The results of the IMPAC Dublin Literary Award competition, sponsored by the libraries of Dublin, were announced today.

From a shortlist that included Marilynne Robinson and Joseph O'Neill, Gerbrand Bakker of the Netherlands was selected as winner of the one-hundred-thousand-euro prize (approximately $124,000), of which a quarter will go to his translator, David Colmer, for The Twin (Harvill Secker).

The judges, Anne Fine, Anatoly Kudryavitsky, Eve Patten, Abdourahman Waberi, and Zoë Wicomb, praised the "sparely written" novel for its narrator's "odd small cruelties, laconic humor and surprising tendernesses." The book is available in the United States from the small press Archipelago Books.

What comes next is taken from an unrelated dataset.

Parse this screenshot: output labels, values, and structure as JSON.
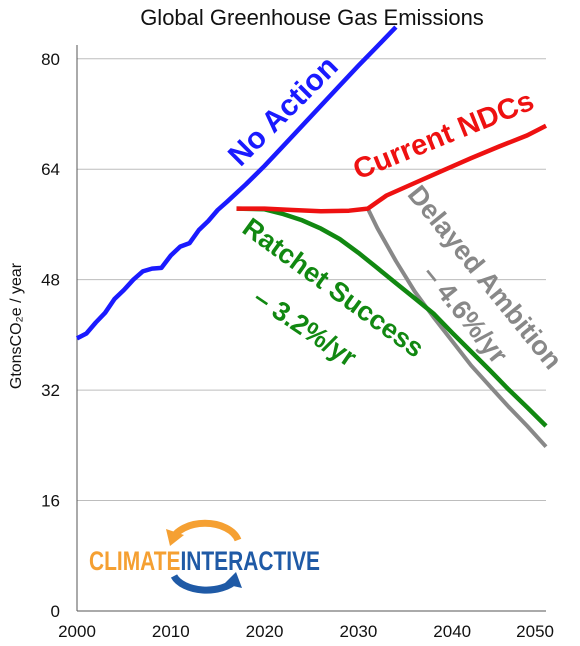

"It's wonderful," Bakker said after hearing news of the prize, the Guardian reported. "But for me it was also wonderful to read the book in English— I said to David, the translator, 'Who wrote this book?' I didn't recognize it; I thought it was very good. It made me realize it really is a book, and I am a writer."

Bakker, also a licensed gardener, reportedly has plans to buy a horse with his winnings. "In Holland we've got these huge grey horses that are very sweet and I would like to own one," he said. "I'm not a rider but I just love these big beasts. They're so kind. You
can lie on top of them every day for ten minutes, not ride them—and then feed them a carrot or ten."

[Correction: Gerbrand Bakker's country of residence was incorrectly stated in the original blog post. Bakker is a resident of the Netherlands.]